This Associated Press Dispatch (via the Las Vegas Sun) shows the disspiriting downside of aid as a means to empowerment. Again the lead says it all: "It has been a year since the tsunami laid waste to the isolated Indonesian province of Aceh, but tens of thousands of people still live in a vast archipelago of shanty towns made of scrap wood spit back by the sea." The reporter calls the aid effort "an invasion of good intentions and almost no oversight." Which I guess is why tens of thousands are still living in scrap houses.
Legalisms got in the way: "Only a tiny percentage of people who lost their homes turned out to hold title to their land. Often, their families had lived on the land for generations as renters or squatters, or their ownership papers had been lost in the tsunami. Compounding this were issues ranging from a shortage of timber to poor planning. As a result, thousands of survivors were left in tents and shanty towns that began slowly falling apart as Sumatra's brutal heat gave way to the rainy season."

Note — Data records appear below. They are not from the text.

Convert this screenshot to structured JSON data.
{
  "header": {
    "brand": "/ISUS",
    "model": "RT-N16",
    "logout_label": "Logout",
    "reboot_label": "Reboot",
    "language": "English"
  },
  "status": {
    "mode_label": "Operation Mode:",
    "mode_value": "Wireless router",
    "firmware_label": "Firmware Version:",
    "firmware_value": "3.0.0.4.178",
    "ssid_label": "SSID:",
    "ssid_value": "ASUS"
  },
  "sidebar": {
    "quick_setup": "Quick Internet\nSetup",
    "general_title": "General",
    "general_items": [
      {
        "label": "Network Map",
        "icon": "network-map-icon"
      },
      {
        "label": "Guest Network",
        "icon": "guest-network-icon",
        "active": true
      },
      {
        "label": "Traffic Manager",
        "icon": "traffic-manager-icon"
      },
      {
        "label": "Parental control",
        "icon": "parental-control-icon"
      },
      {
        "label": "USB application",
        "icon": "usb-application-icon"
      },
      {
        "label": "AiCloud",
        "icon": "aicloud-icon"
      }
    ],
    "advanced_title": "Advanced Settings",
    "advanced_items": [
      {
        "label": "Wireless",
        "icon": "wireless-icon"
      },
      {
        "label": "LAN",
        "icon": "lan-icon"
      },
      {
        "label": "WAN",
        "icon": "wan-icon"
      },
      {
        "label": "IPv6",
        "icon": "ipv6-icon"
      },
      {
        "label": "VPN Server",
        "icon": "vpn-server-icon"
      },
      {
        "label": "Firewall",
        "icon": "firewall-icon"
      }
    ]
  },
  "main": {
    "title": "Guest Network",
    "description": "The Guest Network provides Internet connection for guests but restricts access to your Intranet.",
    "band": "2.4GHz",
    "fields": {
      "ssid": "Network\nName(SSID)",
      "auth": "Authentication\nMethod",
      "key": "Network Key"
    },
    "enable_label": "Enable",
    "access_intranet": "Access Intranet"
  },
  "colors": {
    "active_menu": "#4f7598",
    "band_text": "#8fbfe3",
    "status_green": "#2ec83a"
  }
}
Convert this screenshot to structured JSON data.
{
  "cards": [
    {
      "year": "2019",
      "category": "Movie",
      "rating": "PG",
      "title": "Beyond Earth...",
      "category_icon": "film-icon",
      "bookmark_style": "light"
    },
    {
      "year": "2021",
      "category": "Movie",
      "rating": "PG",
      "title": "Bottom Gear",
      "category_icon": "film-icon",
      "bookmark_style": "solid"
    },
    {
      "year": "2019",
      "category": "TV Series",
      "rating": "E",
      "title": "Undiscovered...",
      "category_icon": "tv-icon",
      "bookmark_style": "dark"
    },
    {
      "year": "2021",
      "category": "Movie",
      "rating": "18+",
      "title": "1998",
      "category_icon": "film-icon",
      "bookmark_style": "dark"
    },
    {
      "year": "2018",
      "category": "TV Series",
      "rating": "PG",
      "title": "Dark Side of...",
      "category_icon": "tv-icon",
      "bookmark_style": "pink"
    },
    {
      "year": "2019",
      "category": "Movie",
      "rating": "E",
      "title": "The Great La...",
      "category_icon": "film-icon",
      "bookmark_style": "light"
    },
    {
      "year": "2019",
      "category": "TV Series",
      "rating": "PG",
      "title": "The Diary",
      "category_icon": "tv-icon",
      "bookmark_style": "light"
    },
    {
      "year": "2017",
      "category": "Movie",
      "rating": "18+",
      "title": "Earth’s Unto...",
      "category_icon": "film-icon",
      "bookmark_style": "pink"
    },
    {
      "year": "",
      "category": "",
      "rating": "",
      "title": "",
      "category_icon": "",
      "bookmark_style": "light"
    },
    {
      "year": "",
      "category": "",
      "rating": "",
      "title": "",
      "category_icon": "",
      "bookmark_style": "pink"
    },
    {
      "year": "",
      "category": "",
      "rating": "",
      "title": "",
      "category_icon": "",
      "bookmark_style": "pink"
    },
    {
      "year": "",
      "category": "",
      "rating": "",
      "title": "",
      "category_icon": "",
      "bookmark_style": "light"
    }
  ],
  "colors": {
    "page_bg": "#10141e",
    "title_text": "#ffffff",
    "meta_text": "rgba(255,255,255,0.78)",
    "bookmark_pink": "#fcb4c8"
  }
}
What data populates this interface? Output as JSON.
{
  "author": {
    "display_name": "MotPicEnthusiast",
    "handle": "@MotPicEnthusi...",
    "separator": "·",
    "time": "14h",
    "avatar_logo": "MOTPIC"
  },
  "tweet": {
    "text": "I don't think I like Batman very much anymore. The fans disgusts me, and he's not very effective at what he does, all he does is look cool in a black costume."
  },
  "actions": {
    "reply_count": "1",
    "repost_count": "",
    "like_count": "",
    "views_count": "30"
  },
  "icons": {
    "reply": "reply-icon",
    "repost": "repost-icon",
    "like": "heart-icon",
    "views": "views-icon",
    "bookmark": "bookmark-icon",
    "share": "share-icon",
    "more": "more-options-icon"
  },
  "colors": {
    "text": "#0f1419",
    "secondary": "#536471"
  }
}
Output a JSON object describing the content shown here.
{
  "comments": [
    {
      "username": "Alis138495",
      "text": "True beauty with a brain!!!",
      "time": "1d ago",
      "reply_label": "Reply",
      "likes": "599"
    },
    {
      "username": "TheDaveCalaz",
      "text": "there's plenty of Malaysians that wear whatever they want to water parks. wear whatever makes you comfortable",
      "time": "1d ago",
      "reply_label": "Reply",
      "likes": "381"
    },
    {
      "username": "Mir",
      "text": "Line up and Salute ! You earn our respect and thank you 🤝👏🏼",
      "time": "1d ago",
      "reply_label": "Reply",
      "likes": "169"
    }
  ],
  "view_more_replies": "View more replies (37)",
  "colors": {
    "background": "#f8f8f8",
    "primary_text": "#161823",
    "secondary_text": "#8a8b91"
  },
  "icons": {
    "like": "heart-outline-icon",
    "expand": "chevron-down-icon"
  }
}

The reporter doesn't ask about one thing I've heard: that traditional fishing villages are being denied the right to rebuilt on coastal land, while developers of tourist hotels are being given the green light. Certainly fears about the destructive possibility of another tsunami are real. But fishing villages need to be next to the water. This unequal and, indeed, colonialist re-allocation of land may be one of the biggest impediments to rebuilding the communities that were smashed in the tsunami.